Une responsabilité partagée
Alors quel modèle pour mesurer ce temps ? Faut-il sortir de la T2A, ou lui tordre le bras ? « Je plaide pour l'entrisme : oui, on peut revaloriser le temps humain à travers des grilles, améliorer les indicateurs et en créer de nouveaux. La réflexion des soignants doit être quantifiée comme l'appropriation des informations par les patients », considère Cynthia Fleury. Et d'insister : à rebours d'une modélisation uniforme, « je suis pour une hypercomplexification de la typologie du temps alloué et de la T2A. C'est insatisfaisant, mais cela fait partie du combat pour restituer ce temps », ce qui devrait être enseigné dès les études de santé, dans les humanités médicales, défend la titulaire de la chaire Humanités et Santé.
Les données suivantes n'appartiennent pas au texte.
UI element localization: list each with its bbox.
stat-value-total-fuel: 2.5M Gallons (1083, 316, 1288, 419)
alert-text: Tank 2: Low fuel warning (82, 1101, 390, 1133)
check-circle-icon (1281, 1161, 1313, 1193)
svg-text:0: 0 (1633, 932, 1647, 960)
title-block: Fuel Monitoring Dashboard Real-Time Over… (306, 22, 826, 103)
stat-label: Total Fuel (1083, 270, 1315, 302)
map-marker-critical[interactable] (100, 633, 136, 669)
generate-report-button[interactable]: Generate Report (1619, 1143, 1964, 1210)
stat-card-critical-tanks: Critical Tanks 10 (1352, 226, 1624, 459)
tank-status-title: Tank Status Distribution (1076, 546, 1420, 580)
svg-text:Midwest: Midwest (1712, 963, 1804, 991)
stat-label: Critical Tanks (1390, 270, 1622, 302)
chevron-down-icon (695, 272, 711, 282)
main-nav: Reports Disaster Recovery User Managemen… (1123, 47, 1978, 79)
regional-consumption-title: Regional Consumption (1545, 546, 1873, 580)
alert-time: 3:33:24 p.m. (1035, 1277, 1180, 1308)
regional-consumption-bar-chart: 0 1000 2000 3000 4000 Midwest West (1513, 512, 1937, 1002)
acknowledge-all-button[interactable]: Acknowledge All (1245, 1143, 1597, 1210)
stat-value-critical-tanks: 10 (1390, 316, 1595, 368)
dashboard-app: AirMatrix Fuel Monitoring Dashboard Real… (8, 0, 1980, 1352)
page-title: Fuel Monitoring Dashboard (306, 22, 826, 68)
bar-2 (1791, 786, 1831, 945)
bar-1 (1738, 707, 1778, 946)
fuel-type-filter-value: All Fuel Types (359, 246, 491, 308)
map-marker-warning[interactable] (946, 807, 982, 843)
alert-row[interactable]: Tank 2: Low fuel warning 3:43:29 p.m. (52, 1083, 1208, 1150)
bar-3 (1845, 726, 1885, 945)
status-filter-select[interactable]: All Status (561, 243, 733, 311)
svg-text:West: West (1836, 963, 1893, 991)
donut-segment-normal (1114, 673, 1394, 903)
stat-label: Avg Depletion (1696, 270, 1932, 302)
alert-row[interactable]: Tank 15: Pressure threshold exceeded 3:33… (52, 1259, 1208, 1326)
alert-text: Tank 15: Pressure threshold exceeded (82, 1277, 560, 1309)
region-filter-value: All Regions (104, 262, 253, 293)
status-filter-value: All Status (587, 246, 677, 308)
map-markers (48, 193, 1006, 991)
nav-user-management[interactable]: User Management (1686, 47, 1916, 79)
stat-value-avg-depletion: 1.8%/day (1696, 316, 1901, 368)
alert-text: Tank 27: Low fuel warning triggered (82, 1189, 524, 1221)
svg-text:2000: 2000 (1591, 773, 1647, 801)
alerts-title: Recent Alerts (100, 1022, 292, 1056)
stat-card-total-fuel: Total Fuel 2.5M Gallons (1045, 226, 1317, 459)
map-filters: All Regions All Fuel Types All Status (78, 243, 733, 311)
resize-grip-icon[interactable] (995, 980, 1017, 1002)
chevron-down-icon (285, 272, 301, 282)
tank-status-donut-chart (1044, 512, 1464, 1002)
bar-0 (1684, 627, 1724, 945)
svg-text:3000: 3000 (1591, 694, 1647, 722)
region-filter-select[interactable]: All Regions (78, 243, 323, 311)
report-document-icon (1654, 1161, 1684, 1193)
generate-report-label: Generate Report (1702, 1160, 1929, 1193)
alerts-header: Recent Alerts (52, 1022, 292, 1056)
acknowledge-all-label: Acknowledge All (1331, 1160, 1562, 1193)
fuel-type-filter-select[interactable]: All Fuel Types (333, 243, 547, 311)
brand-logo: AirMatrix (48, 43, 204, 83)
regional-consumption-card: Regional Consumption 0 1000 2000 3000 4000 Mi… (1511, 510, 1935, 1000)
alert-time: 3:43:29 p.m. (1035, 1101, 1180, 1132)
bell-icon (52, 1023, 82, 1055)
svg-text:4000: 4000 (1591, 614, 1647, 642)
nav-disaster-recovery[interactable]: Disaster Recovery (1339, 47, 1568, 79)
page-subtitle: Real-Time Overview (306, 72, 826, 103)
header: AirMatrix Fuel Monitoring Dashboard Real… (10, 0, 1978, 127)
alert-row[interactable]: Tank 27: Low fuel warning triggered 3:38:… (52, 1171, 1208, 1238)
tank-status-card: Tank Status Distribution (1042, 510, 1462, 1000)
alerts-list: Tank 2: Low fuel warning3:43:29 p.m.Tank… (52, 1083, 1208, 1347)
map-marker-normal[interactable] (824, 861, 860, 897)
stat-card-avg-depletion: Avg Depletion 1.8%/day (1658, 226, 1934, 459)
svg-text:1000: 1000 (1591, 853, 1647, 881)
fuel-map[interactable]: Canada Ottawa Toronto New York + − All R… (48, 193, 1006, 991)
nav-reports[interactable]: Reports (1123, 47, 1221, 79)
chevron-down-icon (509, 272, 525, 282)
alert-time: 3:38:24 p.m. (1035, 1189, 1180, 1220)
« Triturer la T2A n’est pas la solution », considère à l'inverse Nicolas Revel, nouveau directeur général de l'AP-HP. Son directeur délégué Nicolas Castoldi souligne aussi la difficulté de construire des modèles de financement. « Cela suppose un certain degré de raffinement. Mais comment ensuite construire des consensus sociaux sur des modèles compliqués ? Quand cela devient trop complexe, on ne parvient plus à expliquer les financements », observe-t-il à l'aune de sa propre expérience dans le champ de l'université.
Le directeur délégué en appelle avant tout à ouvrir un débat, public, sur les priorités et choix qui doivent sous-tendre la répartition du temps et de l'argent. Une responsabilité qui incombe à tous, selon l'anesthésiste et réanimateur Jacques Duranteau. « Les directions doivent changer des process trop lourds ; nous, médecins, devons nous interroger sur nos soins. Sont-ils adaptés ? Il nous faut aussi discuter avec les patients et les familles, qui ont leur part de responsabilité », explique-t-il.
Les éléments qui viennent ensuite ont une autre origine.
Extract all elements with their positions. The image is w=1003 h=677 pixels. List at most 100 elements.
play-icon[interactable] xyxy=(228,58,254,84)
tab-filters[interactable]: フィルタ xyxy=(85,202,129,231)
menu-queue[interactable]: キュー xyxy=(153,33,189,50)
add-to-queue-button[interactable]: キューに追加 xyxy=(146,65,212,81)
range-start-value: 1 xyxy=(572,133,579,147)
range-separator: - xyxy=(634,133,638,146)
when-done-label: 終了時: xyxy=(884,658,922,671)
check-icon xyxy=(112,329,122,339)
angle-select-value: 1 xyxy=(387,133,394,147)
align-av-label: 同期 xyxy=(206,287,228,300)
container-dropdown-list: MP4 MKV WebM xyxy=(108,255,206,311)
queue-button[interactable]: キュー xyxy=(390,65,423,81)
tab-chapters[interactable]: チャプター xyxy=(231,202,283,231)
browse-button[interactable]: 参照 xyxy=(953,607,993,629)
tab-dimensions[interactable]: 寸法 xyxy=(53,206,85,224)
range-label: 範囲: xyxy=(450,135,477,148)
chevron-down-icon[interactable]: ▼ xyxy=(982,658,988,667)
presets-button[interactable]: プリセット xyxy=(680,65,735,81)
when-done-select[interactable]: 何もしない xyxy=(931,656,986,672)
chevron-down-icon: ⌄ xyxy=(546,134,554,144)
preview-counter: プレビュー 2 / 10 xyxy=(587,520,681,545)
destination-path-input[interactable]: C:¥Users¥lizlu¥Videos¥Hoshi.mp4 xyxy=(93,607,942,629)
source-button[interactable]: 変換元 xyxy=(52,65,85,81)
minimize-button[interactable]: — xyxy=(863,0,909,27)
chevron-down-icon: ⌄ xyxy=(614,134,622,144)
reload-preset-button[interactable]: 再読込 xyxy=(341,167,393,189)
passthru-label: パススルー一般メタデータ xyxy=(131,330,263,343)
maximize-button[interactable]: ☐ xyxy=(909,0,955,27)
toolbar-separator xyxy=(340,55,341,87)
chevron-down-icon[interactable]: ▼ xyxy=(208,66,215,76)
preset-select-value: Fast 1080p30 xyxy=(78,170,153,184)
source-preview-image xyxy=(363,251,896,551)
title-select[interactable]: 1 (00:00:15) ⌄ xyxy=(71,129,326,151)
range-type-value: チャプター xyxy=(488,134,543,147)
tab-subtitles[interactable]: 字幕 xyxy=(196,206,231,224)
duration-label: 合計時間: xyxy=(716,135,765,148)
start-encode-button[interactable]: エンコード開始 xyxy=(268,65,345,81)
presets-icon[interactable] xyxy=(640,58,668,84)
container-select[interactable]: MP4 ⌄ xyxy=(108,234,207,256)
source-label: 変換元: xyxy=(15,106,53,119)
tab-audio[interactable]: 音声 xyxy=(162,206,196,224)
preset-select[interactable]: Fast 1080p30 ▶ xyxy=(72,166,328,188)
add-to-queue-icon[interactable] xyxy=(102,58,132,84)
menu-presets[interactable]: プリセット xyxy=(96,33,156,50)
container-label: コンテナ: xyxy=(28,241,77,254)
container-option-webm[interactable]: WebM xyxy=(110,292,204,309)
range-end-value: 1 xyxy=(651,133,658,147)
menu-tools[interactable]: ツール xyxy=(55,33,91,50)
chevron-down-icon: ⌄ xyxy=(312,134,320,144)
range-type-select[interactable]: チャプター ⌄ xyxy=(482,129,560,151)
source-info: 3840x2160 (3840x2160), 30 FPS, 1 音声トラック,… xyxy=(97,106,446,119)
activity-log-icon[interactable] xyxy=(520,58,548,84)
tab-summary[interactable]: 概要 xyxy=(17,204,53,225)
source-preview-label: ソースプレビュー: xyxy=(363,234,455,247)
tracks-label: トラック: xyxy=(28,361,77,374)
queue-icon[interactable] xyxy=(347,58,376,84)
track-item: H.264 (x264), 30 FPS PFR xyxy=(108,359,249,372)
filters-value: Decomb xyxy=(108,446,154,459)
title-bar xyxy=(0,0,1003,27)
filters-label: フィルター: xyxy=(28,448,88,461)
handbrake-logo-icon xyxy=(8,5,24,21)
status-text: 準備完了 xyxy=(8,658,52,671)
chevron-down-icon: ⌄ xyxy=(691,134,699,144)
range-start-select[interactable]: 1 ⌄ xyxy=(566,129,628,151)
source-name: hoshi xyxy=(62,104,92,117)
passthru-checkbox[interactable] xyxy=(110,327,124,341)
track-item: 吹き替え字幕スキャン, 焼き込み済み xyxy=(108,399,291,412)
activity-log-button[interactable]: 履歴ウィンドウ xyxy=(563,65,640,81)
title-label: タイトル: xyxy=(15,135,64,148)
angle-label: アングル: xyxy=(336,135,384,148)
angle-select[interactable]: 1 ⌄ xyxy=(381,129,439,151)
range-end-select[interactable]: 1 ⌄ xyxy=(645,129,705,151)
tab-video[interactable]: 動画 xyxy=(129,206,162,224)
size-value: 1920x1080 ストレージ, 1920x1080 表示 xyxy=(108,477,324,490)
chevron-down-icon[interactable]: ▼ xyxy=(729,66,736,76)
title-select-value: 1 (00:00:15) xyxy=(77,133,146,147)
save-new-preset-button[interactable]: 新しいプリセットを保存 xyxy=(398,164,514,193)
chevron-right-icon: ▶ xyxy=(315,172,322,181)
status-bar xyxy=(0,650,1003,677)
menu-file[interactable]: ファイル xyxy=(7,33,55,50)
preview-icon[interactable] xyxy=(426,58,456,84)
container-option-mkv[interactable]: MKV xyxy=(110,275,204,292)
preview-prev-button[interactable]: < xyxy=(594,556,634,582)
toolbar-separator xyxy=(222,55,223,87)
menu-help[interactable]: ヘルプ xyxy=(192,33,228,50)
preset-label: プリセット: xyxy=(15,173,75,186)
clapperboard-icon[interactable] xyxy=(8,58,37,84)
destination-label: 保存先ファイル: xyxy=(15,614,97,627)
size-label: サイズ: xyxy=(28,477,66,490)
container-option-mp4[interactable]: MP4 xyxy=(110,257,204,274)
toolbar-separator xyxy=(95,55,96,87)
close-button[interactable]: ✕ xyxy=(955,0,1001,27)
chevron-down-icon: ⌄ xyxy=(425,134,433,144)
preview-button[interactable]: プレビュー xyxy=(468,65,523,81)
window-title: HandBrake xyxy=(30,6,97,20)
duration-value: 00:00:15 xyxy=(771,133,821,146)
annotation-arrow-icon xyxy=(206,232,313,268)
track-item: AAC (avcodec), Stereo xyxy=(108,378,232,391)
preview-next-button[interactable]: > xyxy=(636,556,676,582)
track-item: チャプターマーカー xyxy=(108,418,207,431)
Une vision que partage Pascale Mocaër, directrice générale du CHU de Limoges. « N'attendons pas tout des autres, utilisons les leviers qui sont à notre disposition » intime-t-elle. Elle mise sur la coconstruction des orientations stratégiques, tandis que le Pr Duranteau évoque l'appui logistique des services, le « bed management », la valorisation du parcours de soins. Nicolas Revel a quant à lui mis au cœur de son plan d'actions en 30 leviers, présenté en décembre, le recrutement des paramédicaux et une réflexion sur le temps de travail. « Le redressement de l'hôpital sera collectif, ou ne sera pas. Et il prendra du temps », conclut le directeur de l'AP-HP.